First, consider the UK electoral system and over-centralised government. The voting system concentrates attention on marginal seats. Only a few hundred thousand votes really count. Parties focus on the messages that will win them votes in these seats. It is a recipe for short-termism and bidding wars. Then there is the centralisation of government. Many observers were struck by the obsessive debates over the minutiae of taxation and local services. But this is inevitable in a system where Whitehall has such power over local finance and services. UK general elections are hugely scaled-up local elections, concentrating on issues elsewhere left to regional and community governance.
There are wider problems for environmental politics in market democracies. As affluence advances, so parties and other collective bodies have weakened. Politics becomes, as JK Galbraith argued, a matter of satisfying the 'culture of contentment' - the affluent majority who have most clout in elections and lobbies. A widespread response from parties has been to treat citizens as consumers, to dilute messages about common risks and civic responsibilities, and to seek to outbid each other in safeguarding the affluence of the 'contented'.

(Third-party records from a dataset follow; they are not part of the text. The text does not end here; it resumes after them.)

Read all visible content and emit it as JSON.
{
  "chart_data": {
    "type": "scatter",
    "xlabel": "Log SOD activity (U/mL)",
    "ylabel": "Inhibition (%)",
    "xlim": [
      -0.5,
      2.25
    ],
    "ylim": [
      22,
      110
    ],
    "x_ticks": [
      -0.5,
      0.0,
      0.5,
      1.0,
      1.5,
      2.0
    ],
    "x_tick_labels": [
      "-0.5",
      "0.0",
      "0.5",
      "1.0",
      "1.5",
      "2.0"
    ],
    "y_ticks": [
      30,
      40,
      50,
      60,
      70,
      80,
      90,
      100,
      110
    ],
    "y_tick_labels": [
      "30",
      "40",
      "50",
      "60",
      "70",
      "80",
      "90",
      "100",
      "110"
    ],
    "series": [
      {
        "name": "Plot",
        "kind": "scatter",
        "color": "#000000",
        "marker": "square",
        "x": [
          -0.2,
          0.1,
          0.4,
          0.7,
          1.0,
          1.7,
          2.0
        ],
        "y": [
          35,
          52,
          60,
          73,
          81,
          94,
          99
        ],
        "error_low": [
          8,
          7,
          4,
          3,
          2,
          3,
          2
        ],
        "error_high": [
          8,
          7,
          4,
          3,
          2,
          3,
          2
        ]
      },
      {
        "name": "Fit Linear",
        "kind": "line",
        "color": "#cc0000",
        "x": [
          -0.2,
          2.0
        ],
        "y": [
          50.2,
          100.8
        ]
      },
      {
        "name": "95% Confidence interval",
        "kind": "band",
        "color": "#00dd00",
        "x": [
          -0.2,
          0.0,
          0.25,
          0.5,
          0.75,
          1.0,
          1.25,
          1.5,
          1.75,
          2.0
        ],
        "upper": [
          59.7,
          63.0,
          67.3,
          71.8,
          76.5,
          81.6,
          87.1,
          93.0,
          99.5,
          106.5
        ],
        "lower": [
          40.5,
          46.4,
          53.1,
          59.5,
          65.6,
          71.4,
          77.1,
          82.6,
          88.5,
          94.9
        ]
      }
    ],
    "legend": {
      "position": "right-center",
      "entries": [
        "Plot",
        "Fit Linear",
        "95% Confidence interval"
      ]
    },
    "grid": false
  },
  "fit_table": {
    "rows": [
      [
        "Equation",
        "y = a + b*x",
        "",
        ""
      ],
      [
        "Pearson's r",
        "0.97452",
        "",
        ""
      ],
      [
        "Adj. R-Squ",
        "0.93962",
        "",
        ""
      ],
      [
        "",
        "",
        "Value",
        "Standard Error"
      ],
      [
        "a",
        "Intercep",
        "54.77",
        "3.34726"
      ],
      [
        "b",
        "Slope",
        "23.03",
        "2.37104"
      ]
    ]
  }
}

This trend connects to problems posed by the nature of the worst environmental risks. These concern the massively 'diffused' pollution from deeply rooted and popular mass consumption patterns (cars, air travel, shopping, etc). As Tom Burke has said, 'the buck stops everywhere'. Facing up to this calls for policies for demand management, lifestyle change and restraint - all affecting the majority 'culture of contentment'. Great political courage is required even to raise these issues, and it is in short supply. Diffuse pollution problems (waste, transport, carbon emissions, energy use) are thus leadership-resistant issues in modern market democracies. Parties are easily tempted into conspiracies of silence. Moreover, many of these problems are literally invisible to voters (and to many politicians): at the moment, they only become 'salient' in exceptional circumstances (as with extreme weather events).
This is also a problem for NGOs and others seeking to raise the profile of environmental issues. They have yet to find ways to translate their large membership figures into unignorable bottom-up pressure on the political process. At the moment there is no electoral penalty for parties for failing to focus on the environment. We cannot rely on disasters to provide the motivation for politicians to do better. So there is a great challenge to NGOs and other actors in 'civil society' to rethink their strategies for influencing citizens, parties and institutions, and to convert latent social anxieties about the environment into genuine demand for change to which parties must respond. Two tasks stand out: first, develop new ways to engage NGO supporters in Green consumption and political pressure; and second, promote more inter-party competition on environmental issues. This means taking a long-ignored group seriously as potential converts - the Conservative party.